App malware

A newly discovered malware strain GriftHorse was found on over 10 million Android devices earlier this month. It avoided detection in the Google Play app store for nearly a year. 

While the number of affected devices is notable, the malware isn’t. There are an estimated 4 million malicious apps targeting Android devices and users with 11,000 new ones released every day. 

Apple’s App Store for iOS is considered more secure, but it has also had a string of high-profile security issues: It was recently reported that a malicious app designed to transfer money out of cryptocurrency wallets was used to snag $1.6 million before being taken offline. It avoided detection by calling itself an “encryption” rather than a “cryptocurrency” app. Another series of apps billed as fitness trackers used the company’s proprietary Touch ID verification to fleece users through the App Store’s own consumer payment system.

Are app stores themselves to blame for damages to users? 

Malware itself is nothing new; it’s been a fact of life for decades. Applications will always be installed with some associated risk. For instance, an application downloaded from a shady website, or pirated, will occasionally come bundled with malware. The developers of this or that operating system can’t be held liable for the tricky ways it is exploited.

Mobile app users are more restricted in how they use their devices. Both the Android and iOS platforms require apps to be installed through their own proprietary gateways, and every new app needs to be vetted and approved before it reaches end users. Apps can be pulled at will from either store with little to no recourse for their developers, and either company can change their criteria for apps whenever they want. 

While it’s possible to “sideload” apps to Android devices (install apps outside of Google Play), Google actively discourages it, and the default setting for Android phones forbids it. Apple’s iOS products are even more restrictive; the only way to get around its app store restriction is to “jailbreak,” or hack the phone’s operating system. Doing this voids Apple’s warranty and in some cases renders the device inoperable. 

Both Google and Apple claim the tight controls and heavy-handed approach to apps is primarily, if not solely, for the security of their users.

“[U]sers can access these apps on their Apple devices without undue fear of viruses, malware or unauthorised attacks,” states Apple’s support website vaunting the security of the App Store. “On iPhone, iPad and iPod touch, all apps are obtained from the App Store — and all apps are sandboxed — to provide the tightest controls.”

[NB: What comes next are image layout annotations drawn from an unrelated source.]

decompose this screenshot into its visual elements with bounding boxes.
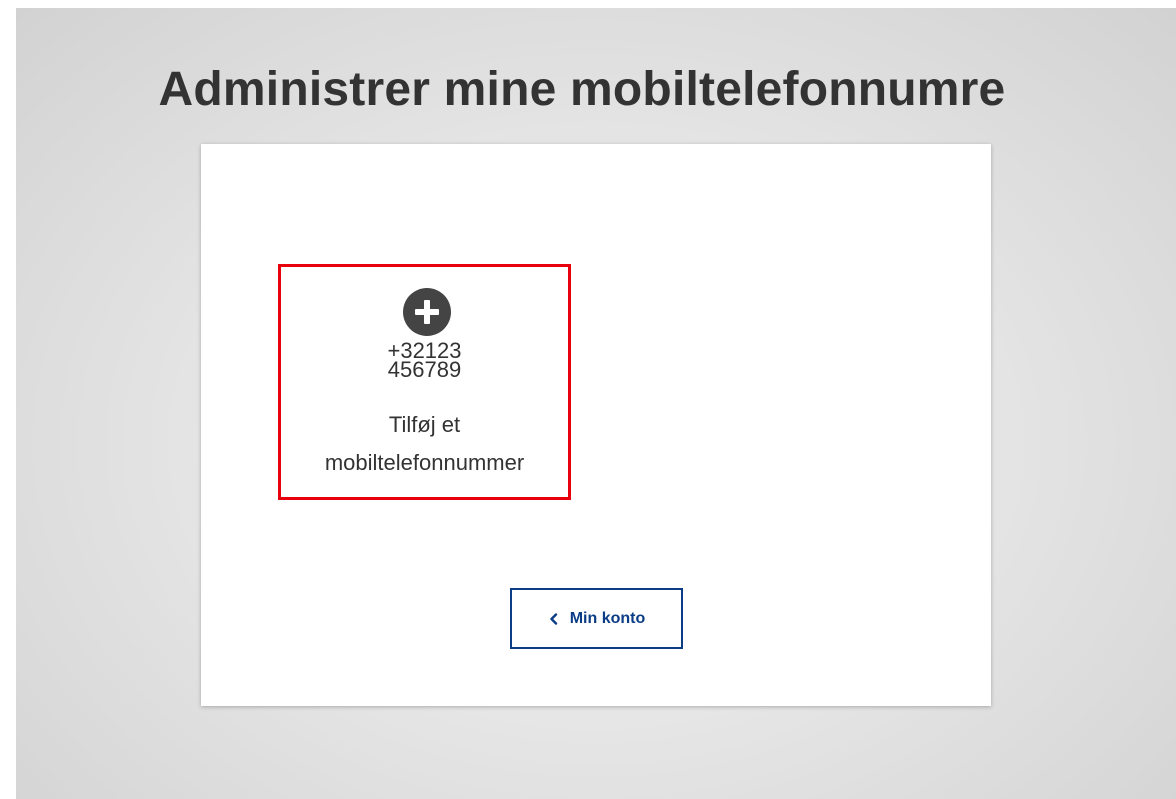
add-number-label-line-1: Tilføj et — [388, 412, 461, 437]
chevron-left-icon — [550, 612, 557, 625]
add-mobile-number-tile[interactable]: +32123 456789 Tilføj et mobiltelefonnumm… — [278, 264, 571, 500]
plus-circle-icon — [403, 288, 451, 336]
content-card: +32123 456789 Tilføj et mobiltelefonnumm… — [201, 144, 991, 706]
add-number-label-line-2: mobiltelefonnummer — [324, 450, 525, 475]
my-account-button-label: Min konto — [569, 609, 646, 627]
my-account-button[interactable]: Min konto — [510, 588, 683, 649]
page-title: Administrer mine mobiltelefonnumre — [158, 63, 1006, 116]
page-background: Administrer mine mobiltelefonnumre +3212… — [16, 8, 1176, 799]
phone-number-line-2: 456789 — [387, 357, 462, 382]
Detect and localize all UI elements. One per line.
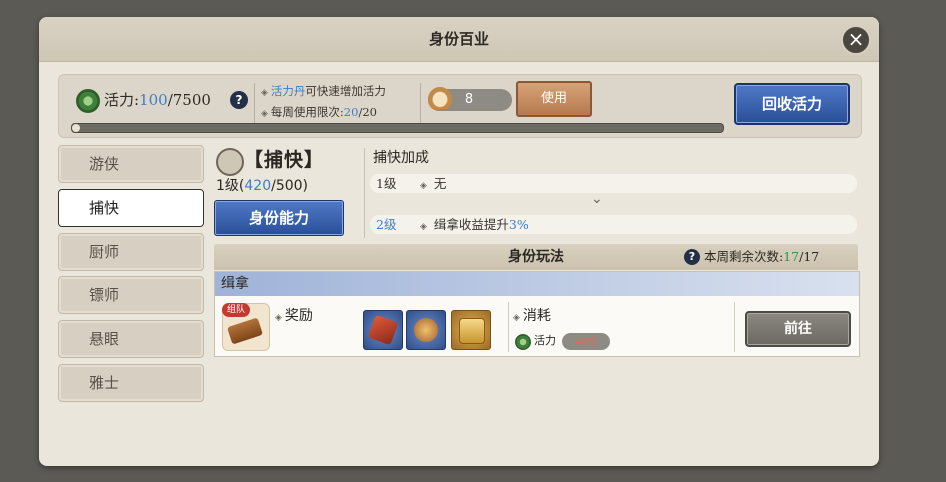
profession-icon [216,148,244,176]
stamina-label: 活力: [104,91,140,109]
bonus-row-2: 2级 ◈ 缉拿收益提升3% [370,215,857,234]
activity-title: 缉拿 [221,276,249,292]
bonus-title: 捕快加成 [373,150,429,166]
sidebar-tab-label: 游侠 [89,155,120,173]
weekly-used: 20 [343,105,359,119]
tip-line-2: ◈ 每周使用限次:20/20 [261,103,421,124]
reward-item-chest-icon[interactable] [451,310,491,350]
team-badge: 组队 [222,303,250,317]
stamina-tips: ◈ 活力丹可快速增加活力 ◈ 每周使用限次:20/20 [261,82,421,124]
sidebar-tab-label: 镖师 [89,286,120,304]
diamond-icon: ◈ [420,222,427,232]
stamina-max: 7500 [172,91,211,109]
sidebar-tab[interactable]: 游侠 [58,145,204,183]
window-title: 身份百业 [428,30,489,48]
sidebar-tab-label: 悬眼 [89,330,120,348]
weekly-total: 20 [362,105,377,119]
cost-value: 400 [562,333,610,350]
reward-item-flag-icon[interactable] [363,310,403,350]
remaining-count: 17 [783,249,800,264]
pill-icon [426,85,454,109]
diamond-icon: ◈ [261,88,268,98]
sidebar-tab[interactable]: 雅士 [58,364,204,402]
stamina-icon [515,334,531,350]
sidebar-tab[interactable]: 捕快 [58,189,204,227]
divider [734,302,735,352]
divider [364,148,365,238]
reward-label: ◈ 奖励 [275,306,313,328]
help-icon[interactable]: ? [684,249,700,265]
bonus-text: ◈ 缉拿收益提升3% [420,215,529,237]
help-icon[interactable]: ? [230,91,248,109]
sidebar-tab-label: 雅士 [89,374,120,392]
sidebar-tab-label: 捕快 [89,199,120,217]
divider [508,302,509,352]
stamina-icon [76,89,100,113]
close-icon[interactable]: × [841,25,871,55]
identity-ability-button[interactable]: 身份能力 [214,200,344,236]
activity-card: 缉拿 组队 ◈ 奖励 ◈ 消耗 活力 400 前往 [214,271,860,357]
tip-line-1: ◈ 活力丹可快速增加活力 [261,82,421,103]
bonus-level: 1级 [376,176,397,191]
profession-level: 1级(420/500) [216,176,308,196]
diamond-icon: ◈ [513,313,520,323]
sidebar-tab[interactable]: 厨师 [58,233,204,271]
stamina-progress-fill [72,124,81,132]
stamina-bar: 活力:100/7500 ? ◈ 活力丹可快速增加活力 ◈ 每周使用限次:20/20 … [58,74,862,138]
tip-item-name: 活力丹 [270,84,306,98]
divider [420,83,421,125]
sidebar-tab[interactable]: 悬眼 [58,320,204,358]
divider [254,83,255,125]
gameplay-header: 身份玩法 ? 本周剩余次数:17/17 [214,244,858,270]
go-button[interactable]: 前往 [745,311,851,347]
level-prefix: 1级( [216,178,245,194]
stamina-readout: 活力:100/7500 [104,89,211,111]
bonus-row-1: 1级 ◈ 无 [370,174,857,193]
stamina-current: 100 [139,91,168,109]
diamond-icon: ◈ [420,181,427,191]
level-exp-max: /500) [271,178,309,194]
recover-stamina-button[interactable]: 回收活力 [734,83,850,125]
profession-name: 【捕快】 [244,149,325,171]
bonus-text: ◈ 无 [420,174,446,196]
sidebar-tab[interactable]: 镖师 [58,276,204,314]
use-button[interactable]: 使用 [516,81,592,117]
tip-line-1-text: 可快速增加活力 [305,84,386,98]
bonus-level: 2级 [376,217,397,232]
identity-panel: 身份百业 × 活力:100/7500 ? ◈ 活力丹可快速增加活力 ◈ 每周使用限次… [39,17,879,466]
diamond-icon: ◈ [261,109,268,119]
cost-resource: 活力 [534,334,556,347]
reward-item-armor-icon[interactable] [406,310,446,350]
diamond-icon: ◈ [275,313,282,323]
chevron-down-icon[interactable]: ⌄ [591,191,603,207]
level-exp: 420 [244,178,272,194]
sidebar-tab-label: 厨师 [89,243,120,261]
activity-card-header: 缉拿 [215,272,859,296]
tip-line-2-text: 每周使用限次: [270,105,344,119]
cost-label: ◈ 消耗 [513,306,551,328]
stamina-progress-bar [71,123,724,133]
weekly-remaining: 本周剩余次数:17/17 [704,249,820,264]
item-count: 8 [464,92,474,107]
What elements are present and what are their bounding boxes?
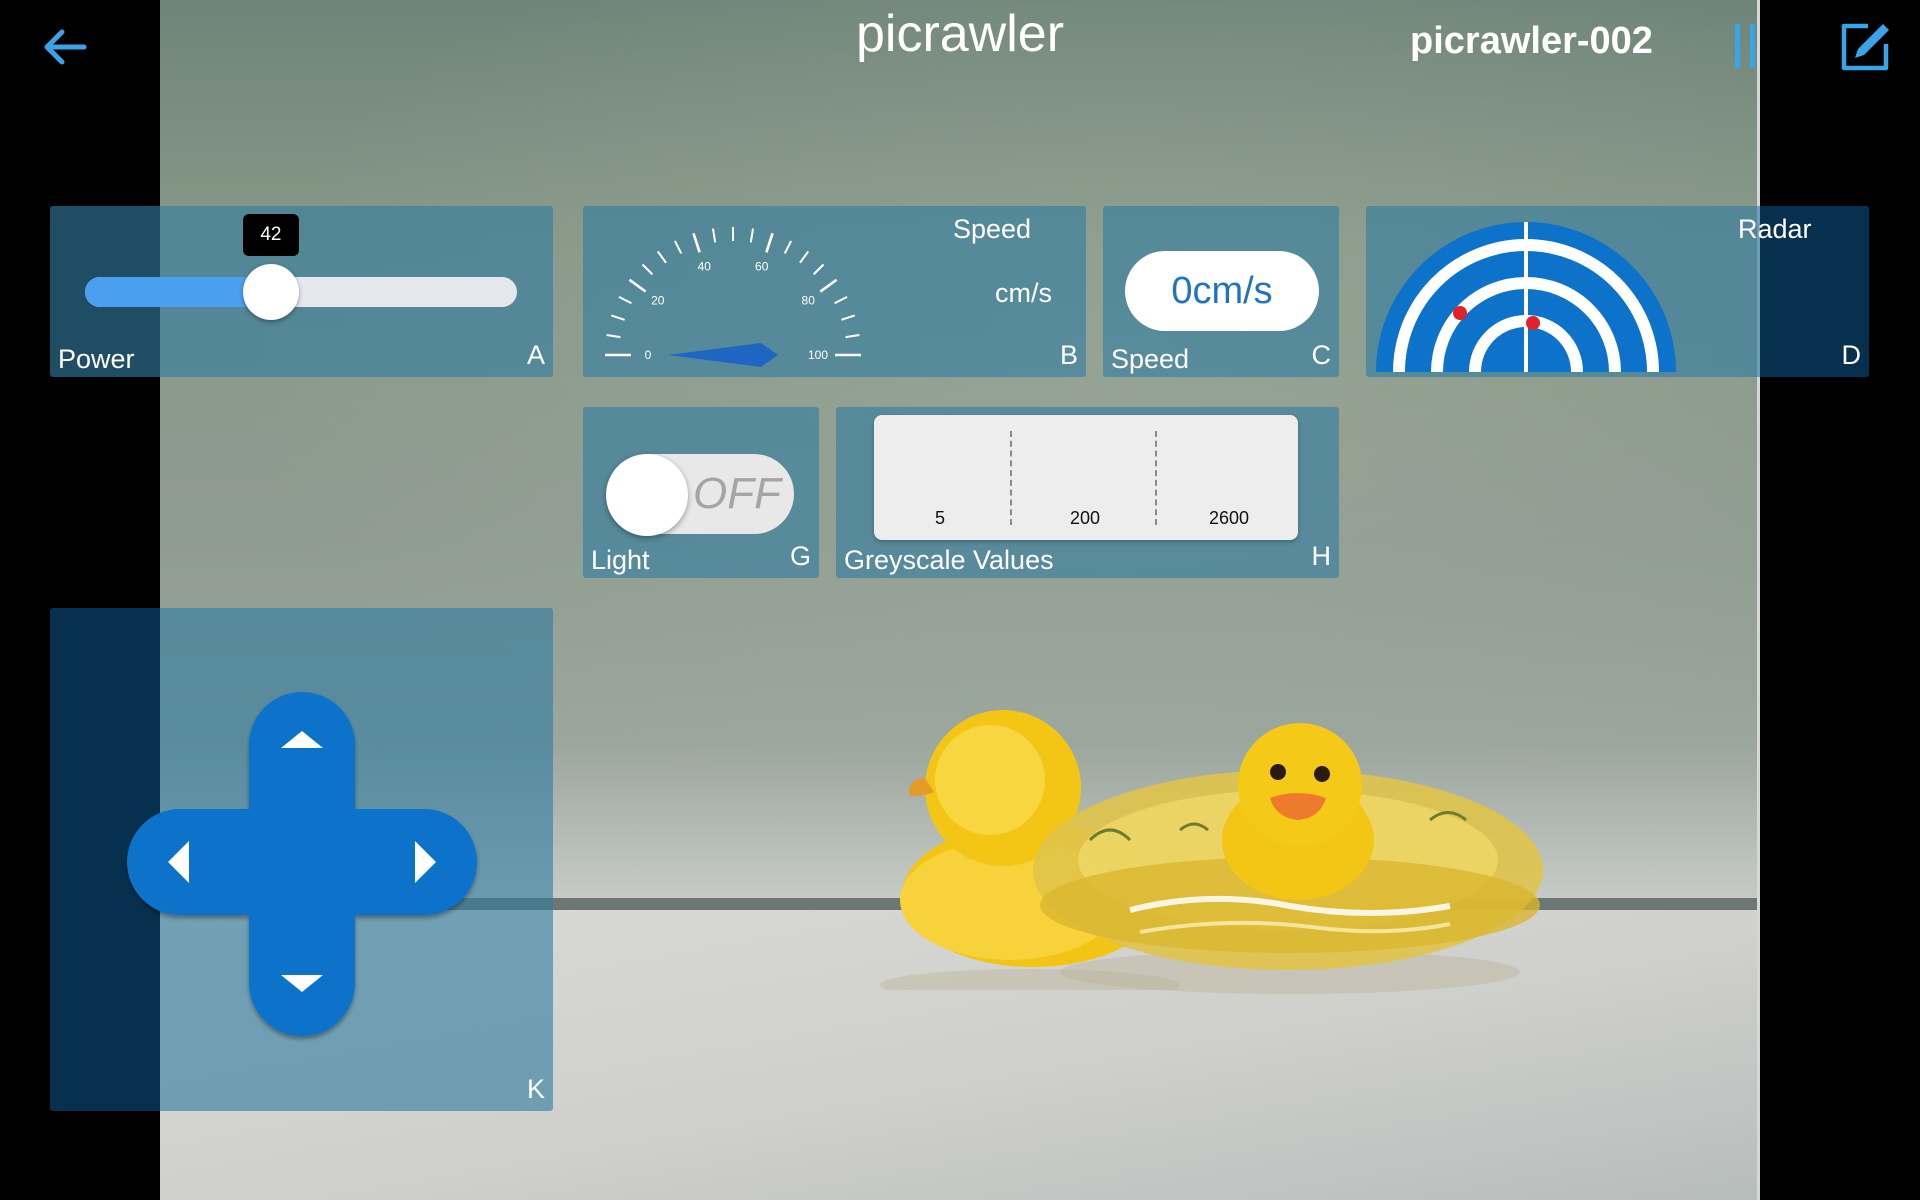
gauge-tick [834,295,848,305]
duck-with-float-image [1033,723,1543,994]
dpad-up-button[interactable] [255,698,351,808]
speed-label: Speed [1111,344,1190,374]
widget-key-h: H [1311,541,1332,571]
widget-key-b: B [1059,340,1078,370]
edit-button[interactable] [1838,20,1892,74]
speed-gauge-widget: 0 20 40 60 80 100 Speed cm/s B [583,206,1086,377]
gauge-tick [841,314,856,321]
gauge-tick-label: 100 [808,348,828,362]
toggle-state: OFF [693,469,781,518]
gauge-ticks [605,227,861,357]
greyscale-label: Greyscale Values [844,545,1054,575]
gauge-tick-label: 20 [651,293,665,307]
greyscale-divider [1010,431,1012,525]
power-slider-tooltip: 42 [242,214,299,256]
gauge-needle [668,343,778,367]
gauge-tick [618,295,632,305]
dpad-left-button[interactable] [134,814,254,910]
power-slider-thumb[interactable] [242,264,299,320]
greyscale-divider [1155,431,1157,525]
pause-button[interactable] [1730,24,1760,68]
greyscale-display: 5 200 2600 [874,415,1298,540]
pause-icon [1735,24,1740,68]
gauge-tick-label: 80 [802,293,816,307]
speed-gauge-unit: cm/s [995,278,1052,308]
gauge-tick-label: 0 [645,348,652,362]
gauge-tick [656,250,667,264]
widget-key-k: K [526,1074,545,1104]
light-widget: OFF Light G [583,407,819,578]
greyscale-value-2: 200 [1069,508,1101,528]
gauge-tick [765,232,774,253]
widget-key-d: D [1841,340,1862,370]
speed-gauge-title: Speed [953,214,1032,244]
edit-icon [1841,23,1889,71]
dpad-widget: K [50,608,553,1111]
greyscale-widget: 5 200 2600 Greyscale Values H [836,407,1339,578]
toggle-knob [606,454,688,536]
widget-key-g: G [789,541,811,571]
power-slider-track[interactable] [85,277,517,307]
radar-target-dot [1453,306,1467,320]
gauge-tick [819,278,838,293]
radar-target-dot [1526,316,1540,330]
radar-title: Radar [1738,214,1812,244]
gauge-tick [673,240,683,254]
gauge-tick [845,333,860,339]
device-name: picrawler-002 [1410,20,1653,62]
speed-value: 0cm/s [1125,251,1319,331]
gauge-tick [783,240,793,254]
speed-gauge: 0 20 40 60 80 100 [605,227,861,367]
gauge-tick [692,232,701,253]
gauge-tick-label: 40 [698,260,712,274]
widget-key-a: A [526,340,545,370]
widget-key-c: C [1311,340,1332,370]
light-label: Light [591,545,650,575]
gauge-tick-label: 60 [755,260,769,274]
light-toggle[interactable]: OFF [606,454,794,536]
radar-display [1376,222,1676,373]
gauge-tick [628,278,647,293]
gauge-tick [812,263,825,276]
speed-display-widget: 0cm/s Speed C [1103,206,1339,377]
power-label: Power [58,344,135,374]
gauge-tick [606,333,621,339]
gauge-tick [641,263,654,276]
gauge-tick [749,228,755,243]
gauge-tick [610,314,625,321]
radar-widget: Radar D [1366,206,1869,377]
power-widget: 42 Power A [50,206,553,377]
dpad-down-button[interactable] [255,918,351,1028]
gauge-tick [711,228,717,243]
pause-icon-bar [1750,24,1755,68]
gauge-tick [799,250,810,264]
feed-right-edge [1757,0,1760,1200]
greyscale-value-1: 5 [934,508,945,528]
greyscale-value-3: 2600 [1208,508,1250,528]
dpad-right-button[interactable] [352,814,472,910]
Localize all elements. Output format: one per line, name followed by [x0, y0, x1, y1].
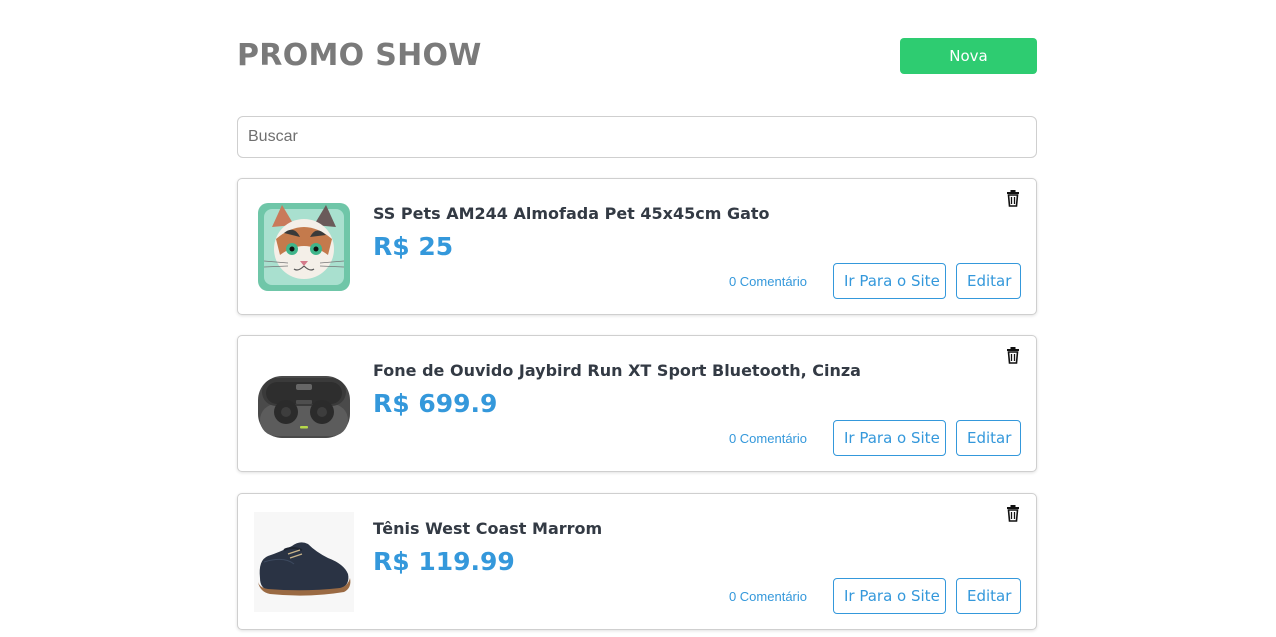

Google makes similar claims about its app security vetting processes.

“Google Play Protect helps you download apps without worrying if they’ll hurt your phone or steal data. We carefully scan apps every day, and if we detect a bad one, we’ll let you know and tell you what to do next,” says the safety section of the website

Both companies neglect to mention that they receive a cut of all payments made on apps on par with Mafia-style extortion. Google and Apple both initially received 30% of every transaction from the apps they make available on their app stores. After widespread criticism, both cut their percentages to 15% for apps earning less than $1 million in annual revenue.

The profits from this walled garden approach are enormous. Google netted $40 billion and Apple $72 billion in 2020 alone from apps sold within their app stores. Outside of proprietary apps linked to their existing services, neither company had a hand in the development of the overwhelming majority of the applications; they simply vetted them and facilitated their availability to owners of their devices (another sizable source of revenue for both companies).

The combination of lack of choice for consumers and the lucrative nature of app stores points to a greater level of responsibility on the parts of both Apple and Google than it would if they were more passive in determining how their devices were used and which apps were allowed. 

If both companies insist that the primary reason for their near-monopoly on apps available on their platforms is for cybersecurity, while profiting from the situation, shouldn’t they be liable for malicious apps that manage to avoid their detection and scrutiny?